食べ放題
先週のお休みのお話・・・
おかんは仕事、子供たちとおとたまはお留守番をしていた。
暑さでヨレヨレになって帰宅した私に子供たちが言った
「おかーさん!おとうさんがどこか涼しいところにお出かけしよう!って言ってるよ。」
「涼しいところってどこやねん?」
「うーん、博物館とかぁ・・・プールとか・・・」
「お母さん抜きでお願いします。」
「だめだよ!夏休み最後のお休みなんだから!ってお父さんが言ってる!」
「夏休み最後って・・・もう夏休みとっくに終わってますけど・・・」
「世間一般では今日が夏休み最後らしいで・・・」とおとたま登場!
そう思うならどこいくか私が帰ってくるまでに決めとけよ・・・と思いながら急いで昼ご飯を食べて出かける準備をした。
「あ~あついあつい・・・こんな時家におったら熱中症なるな・・・平日でもこんな暑かったらエアコンつけんとあかんで!ではしゅっぱーつ!」
涼しい車内でご機嫌のおとたまとお出かけにはしゃぐ子供たち。
疲れてぐったりなおかんを乗せて車は都会へ向かいました。
世間一般的な夏休み最終日の夕方ということでどこもすいてるかと思いきや・・・
都会には子供たちがわんさか!
そりゃそうだよ・・・人口が違うんだから、どこにいっても混雑や。
閉館ギリギリの博物館にはいってぐるっと一周まわって近くのショッピングセンターに入る。

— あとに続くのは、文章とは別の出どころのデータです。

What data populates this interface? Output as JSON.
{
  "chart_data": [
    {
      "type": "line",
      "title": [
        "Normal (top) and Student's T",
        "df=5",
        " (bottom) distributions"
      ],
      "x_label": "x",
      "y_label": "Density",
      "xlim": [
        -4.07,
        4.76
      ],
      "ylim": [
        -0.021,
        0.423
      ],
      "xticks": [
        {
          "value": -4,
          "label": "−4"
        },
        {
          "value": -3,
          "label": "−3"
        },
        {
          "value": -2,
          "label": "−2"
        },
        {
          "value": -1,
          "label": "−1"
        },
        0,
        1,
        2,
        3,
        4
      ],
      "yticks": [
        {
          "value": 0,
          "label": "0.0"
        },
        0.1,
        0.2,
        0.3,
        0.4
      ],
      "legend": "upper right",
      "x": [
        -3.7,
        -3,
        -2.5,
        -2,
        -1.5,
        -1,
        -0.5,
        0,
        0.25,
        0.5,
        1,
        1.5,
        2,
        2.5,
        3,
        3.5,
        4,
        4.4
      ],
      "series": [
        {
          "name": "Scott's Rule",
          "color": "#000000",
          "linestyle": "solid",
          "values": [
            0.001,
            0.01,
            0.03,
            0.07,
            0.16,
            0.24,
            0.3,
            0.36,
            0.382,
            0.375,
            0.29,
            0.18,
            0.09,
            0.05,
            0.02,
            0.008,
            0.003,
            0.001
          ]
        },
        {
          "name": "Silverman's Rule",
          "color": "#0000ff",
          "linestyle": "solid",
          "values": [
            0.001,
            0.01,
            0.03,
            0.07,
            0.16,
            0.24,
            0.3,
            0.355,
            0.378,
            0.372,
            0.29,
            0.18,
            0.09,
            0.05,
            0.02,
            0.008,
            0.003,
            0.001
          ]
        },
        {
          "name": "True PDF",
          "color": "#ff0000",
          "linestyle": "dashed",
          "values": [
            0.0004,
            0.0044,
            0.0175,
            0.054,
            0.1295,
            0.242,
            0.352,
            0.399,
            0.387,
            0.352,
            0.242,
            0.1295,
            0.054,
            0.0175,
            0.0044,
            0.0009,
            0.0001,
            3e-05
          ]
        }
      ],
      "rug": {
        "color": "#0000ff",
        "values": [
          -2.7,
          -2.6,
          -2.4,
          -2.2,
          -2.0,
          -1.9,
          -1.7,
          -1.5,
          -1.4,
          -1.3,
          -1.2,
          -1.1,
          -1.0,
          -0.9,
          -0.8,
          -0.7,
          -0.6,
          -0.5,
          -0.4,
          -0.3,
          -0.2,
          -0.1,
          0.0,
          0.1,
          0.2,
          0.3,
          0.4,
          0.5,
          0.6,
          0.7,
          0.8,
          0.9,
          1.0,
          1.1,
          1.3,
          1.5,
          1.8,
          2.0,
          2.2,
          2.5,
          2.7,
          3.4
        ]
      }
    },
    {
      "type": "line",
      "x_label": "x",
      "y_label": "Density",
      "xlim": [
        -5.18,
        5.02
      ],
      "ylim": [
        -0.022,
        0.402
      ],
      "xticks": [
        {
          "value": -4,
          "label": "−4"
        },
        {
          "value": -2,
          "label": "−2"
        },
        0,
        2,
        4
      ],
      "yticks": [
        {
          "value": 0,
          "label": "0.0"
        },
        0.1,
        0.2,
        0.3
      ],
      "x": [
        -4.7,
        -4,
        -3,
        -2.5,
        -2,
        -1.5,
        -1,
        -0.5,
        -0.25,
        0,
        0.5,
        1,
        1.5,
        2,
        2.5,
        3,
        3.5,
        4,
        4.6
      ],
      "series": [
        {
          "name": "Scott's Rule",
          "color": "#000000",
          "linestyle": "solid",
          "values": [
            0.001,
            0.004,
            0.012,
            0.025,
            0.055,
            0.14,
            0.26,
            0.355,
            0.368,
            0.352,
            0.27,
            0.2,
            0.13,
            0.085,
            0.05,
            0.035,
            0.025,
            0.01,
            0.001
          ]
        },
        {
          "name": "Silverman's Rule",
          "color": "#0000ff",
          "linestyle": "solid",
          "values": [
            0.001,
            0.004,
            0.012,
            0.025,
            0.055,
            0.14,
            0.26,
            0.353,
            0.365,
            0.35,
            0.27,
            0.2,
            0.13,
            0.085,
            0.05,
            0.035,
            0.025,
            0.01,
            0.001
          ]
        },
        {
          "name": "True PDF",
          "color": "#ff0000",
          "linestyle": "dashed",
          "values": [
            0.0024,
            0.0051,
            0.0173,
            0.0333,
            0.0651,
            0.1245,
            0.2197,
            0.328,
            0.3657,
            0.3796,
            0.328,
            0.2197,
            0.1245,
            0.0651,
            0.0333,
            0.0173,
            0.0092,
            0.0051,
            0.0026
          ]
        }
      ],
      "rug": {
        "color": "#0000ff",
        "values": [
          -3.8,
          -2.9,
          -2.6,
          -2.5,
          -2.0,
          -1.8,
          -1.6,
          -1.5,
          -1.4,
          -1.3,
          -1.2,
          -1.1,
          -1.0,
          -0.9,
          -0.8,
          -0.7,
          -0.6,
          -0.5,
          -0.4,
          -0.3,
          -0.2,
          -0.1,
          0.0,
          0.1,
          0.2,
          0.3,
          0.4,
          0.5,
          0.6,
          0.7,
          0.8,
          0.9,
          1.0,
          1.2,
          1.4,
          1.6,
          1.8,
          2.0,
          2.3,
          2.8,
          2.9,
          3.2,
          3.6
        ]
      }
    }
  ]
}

せっかく来たから買い物したい!と思っても子供たちはうだうだとやかましい。
なぜだかめちゃめちゃでっかいガンダムが立っていたのでまったく興味がないおかんではあるが子供たちを連れて行く。気分は家族サービスのお父さんである。
そんなこんなで夕飯の時間。
さっきお昼を食べたおかんはおなかいっぱいである。
「バイキングいきたい!食べ放題だよ!」と食い意地の張った兄弟は言う。
しかしビュッフェは長蛇の列、おかんはおなかがいっぱい。
ふと見るとこちらにはとんかつ屋さんが・・・
「キャベツ!ごはん!おみそしる!生卵!おかわり自由」って書いてあった。
な・・・生卵??
それって卵かけごはん食べ放題ってことかしら??
バイキングに並ぶのは時間が読めないし次の日は学校だし、食いしん坊の親玉、ケーに提案してみることにした。
「ケーさん!あそこにとんかつ屋さんあるやん?ごはん、味噌汁生卵おかわり自由って書いてあるで!」
「え!!生卵??ってことは卵かけごはんが食べ放題??」
さすが食いしん坊のおやだま!こんな時の頭の回転だけは恐ろしく速い。
卵かけごはんにつられさっさとビュッフェをあきらめた二人。
豚カツ定食を頼んで待つあいだも卵もらいに行こうよ!とおやだまがうるさい。
「あんたはやっぱりおバカやな・・・ごはんもないのに卵だけもらってどうするん?丸のみするんか?」
「あ・・・そうか。」
「僕!飲んでみたい!」←なんでもやってみたいややこしいローが口をはさむ
「とにかく、豚カツが来るまで落ち着いて待ってなさい!それから体のために卵は一人二個まで!」
「そういえば・・・昼ごはんもチャーハンに卵入れて食べたわ・・・」
「それならなおのこと卵は二個まで!味わってお食べなさい!」
ケロケロはご飯を三杯おかわりし、私の豚カツも平らげ卵かけごはんを二杯堪能した。
そしてやっぱり一番食べ放題を堪能したのはおとたまである。
ごはん、キャベツ、おみそしる、そして生卵!すべてのものを堪能して出っ張ったおなかをさすりながら
「あかんなぁ・・・食べ放題は!食べ過ぎるわぁ!」
それくらい理性で止めろや!何回おんなじこと繰り返しとんねん!お前は子供か!!
と言いたい気持ちをぐっと抑えた大人なおかん。